Despite the perceived "tension" between Pagans and Hells Angels in New Jersey, there hasn't been any similar bloodshed in the Garden State in recent years.

In Gloucester City, a small, blue-collar town on the Delaware River, Police Chief George Berglund isn't pleased that he has a Pagans chapter in town and is worried that its ranks have grown.

"I'm definitely concerned with the rise of numbers I've seen. They're actively recruiting," he said. "We don't want them in town but constitutionally, people are allowed to be members. They don't like attention and they don't like law enforcement. None of them are saints."

In June, there was a minor incident in Gloucester City when members of the Warlocks allegedly walked into a corner bar wearing their colors. Words were exchanged with Pagans, phone calls were made, and more and more bikers showed up, Berglund said, but nothing really happened.

"We resolved it right then and there," he said of the incident.

There's no clubhouse in Gloucester City, Berglund said, and Pagans don't hang in the city's bars often.

"For the most part, they're not welcome to wear their colors in many establishments. It's not good business practice," he said.

Although the Pagans Motorcycle Club doesn't appear to have a Web site, its members are in plain view all over the Internet on sites like Facebook and MySpace.

Many use their nicknames or their real names with the acronym PMC attached. Several South Jersey Pagans declined to comment when contacted by the Daily News, and others did not return requests for comment.

In Wildwood, more than 100,000 visitors are in town this weekend for the 15th annual Roar to the Shore, a motorcycle-themed event that draws all types of bikers, including outlaw motorcycle clubs.
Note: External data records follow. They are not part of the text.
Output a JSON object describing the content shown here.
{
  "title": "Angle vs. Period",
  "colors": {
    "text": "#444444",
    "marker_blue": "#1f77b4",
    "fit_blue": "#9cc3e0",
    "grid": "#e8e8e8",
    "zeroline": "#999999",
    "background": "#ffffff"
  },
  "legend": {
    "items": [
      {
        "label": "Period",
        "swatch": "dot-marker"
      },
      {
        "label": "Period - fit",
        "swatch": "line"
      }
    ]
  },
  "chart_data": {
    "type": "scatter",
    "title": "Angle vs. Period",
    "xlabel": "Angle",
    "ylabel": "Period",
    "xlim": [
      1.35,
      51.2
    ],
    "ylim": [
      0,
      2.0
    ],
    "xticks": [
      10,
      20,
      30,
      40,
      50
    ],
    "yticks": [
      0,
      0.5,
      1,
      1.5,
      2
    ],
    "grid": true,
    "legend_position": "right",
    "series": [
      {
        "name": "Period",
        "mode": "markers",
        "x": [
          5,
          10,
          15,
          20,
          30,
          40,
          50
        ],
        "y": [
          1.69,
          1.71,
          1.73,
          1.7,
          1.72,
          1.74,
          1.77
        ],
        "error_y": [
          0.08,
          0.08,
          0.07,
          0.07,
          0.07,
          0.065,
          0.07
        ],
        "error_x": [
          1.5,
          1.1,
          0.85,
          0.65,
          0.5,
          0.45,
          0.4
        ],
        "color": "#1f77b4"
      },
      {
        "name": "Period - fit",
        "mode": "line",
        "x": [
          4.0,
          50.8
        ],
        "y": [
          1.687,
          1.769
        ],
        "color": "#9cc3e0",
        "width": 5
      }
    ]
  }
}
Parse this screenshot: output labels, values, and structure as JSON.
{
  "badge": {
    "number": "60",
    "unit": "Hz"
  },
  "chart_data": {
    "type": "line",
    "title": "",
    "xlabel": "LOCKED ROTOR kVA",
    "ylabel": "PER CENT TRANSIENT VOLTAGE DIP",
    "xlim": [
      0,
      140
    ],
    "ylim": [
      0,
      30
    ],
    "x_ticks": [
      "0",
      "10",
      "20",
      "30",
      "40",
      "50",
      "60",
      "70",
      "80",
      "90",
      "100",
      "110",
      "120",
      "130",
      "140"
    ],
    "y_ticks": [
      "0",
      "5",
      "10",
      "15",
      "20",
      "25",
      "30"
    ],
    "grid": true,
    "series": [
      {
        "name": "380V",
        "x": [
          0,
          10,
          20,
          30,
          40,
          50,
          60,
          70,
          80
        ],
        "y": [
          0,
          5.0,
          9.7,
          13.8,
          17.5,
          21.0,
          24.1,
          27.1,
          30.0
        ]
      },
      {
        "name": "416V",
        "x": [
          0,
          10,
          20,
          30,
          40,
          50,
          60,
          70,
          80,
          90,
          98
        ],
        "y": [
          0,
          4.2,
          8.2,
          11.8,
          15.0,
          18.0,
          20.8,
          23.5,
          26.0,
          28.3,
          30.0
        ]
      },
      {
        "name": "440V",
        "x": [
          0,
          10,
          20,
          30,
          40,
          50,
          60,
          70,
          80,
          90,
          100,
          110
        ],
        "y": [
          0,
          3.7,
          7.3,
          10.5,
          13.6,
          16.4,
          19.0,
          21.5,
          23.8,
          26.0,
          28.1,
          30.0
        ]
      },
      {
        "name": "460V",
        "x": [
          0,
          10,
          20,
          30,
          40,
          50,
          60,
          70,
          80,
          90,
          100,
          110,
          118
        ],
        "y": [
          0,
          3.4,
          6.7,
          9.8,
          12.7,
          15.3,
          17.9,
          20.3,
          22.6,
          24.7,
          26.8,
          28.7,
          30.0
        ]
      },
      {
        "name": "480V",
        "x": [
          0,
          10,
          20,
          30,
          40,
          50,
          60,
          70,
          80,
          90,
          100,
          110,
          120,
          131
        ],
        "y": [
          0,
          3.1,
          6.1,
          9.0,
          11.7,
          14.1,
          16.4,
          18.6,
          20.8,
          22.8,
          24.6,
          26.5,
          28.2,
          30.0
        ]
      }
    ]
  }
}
Plenty of undercover local, state and federal investigators also are there looking for new faces, alliances or potential problems.

"That's a Pagan run and you usually don't see too many Hells Angels with their colors on,"Coronato said of the Wildwood event. "If you do, that means there could be trouble."

But Wildwood Mayor Gary DeMarzo, a retired police officer in the city, said there rarely are any problems at the event.

"We always make sure we reach out to the leadership of the gangs to ensure lawfulness. Most of the establishments in town don't allow them to wear their colors and they comply," he said.

One bar owner in Wildwood says Pagans are good customers.

"It has been my impression that these guys and the other clubs don't come to Wildwood to cause trouble - just to be seen and chill. Sometimes I see some colors but not to intimidate anyone," said Dave Stefankiewicz, a lawyer and owner of Good Night Irene's Brew Pub.

But Garrity, of the Camden County Prosecutor's Office, said outlaw motorcycle clubs aren't going to wreak havoc in public places unless they're forced to. A motorcycle rider himself, Garrity said he stopped going to the Wildwood event because of the outlaw clubs' presence.

"A lot of the criminal activity they do is really well-hidden, whether it's drugs or weapons," Garrity said. "The main thing with biker groups is usually the problems they have among themselves. They don't usually go out and mess with what we'd call civilians."

Last year, 55 members of the Pagans, including some from New Jersey and Pennsylvania, were charged in West Virginia federal court with kidnapping, racketeering, robbery, extortion and conspiracy to commit murder. Now, almost a year later, an attorney for one of the bikers claims that the government's "sweeping" case turned into a dud. In a letter to the Charleston Gazette, attorney Deirdre Purdy said that federal charges have been or could be dismissed against 30 of the defendants and that others have pleaded to reduced charges.

"They dress up to intimidate, they wear dark clothes and they ride motorcycles. They call themselves outlaws," Purdy told the Daily News. "None of that is illegal. That's your First Amendment right."

Coronato said that some of the outlaw bikers are "great guys," but that the clubs haven't earned the right to shed their reputation.

"They're not the scum of the earth, but most of them are still there for the same old reasons," he said. "They're not together just for nice Sunday drives."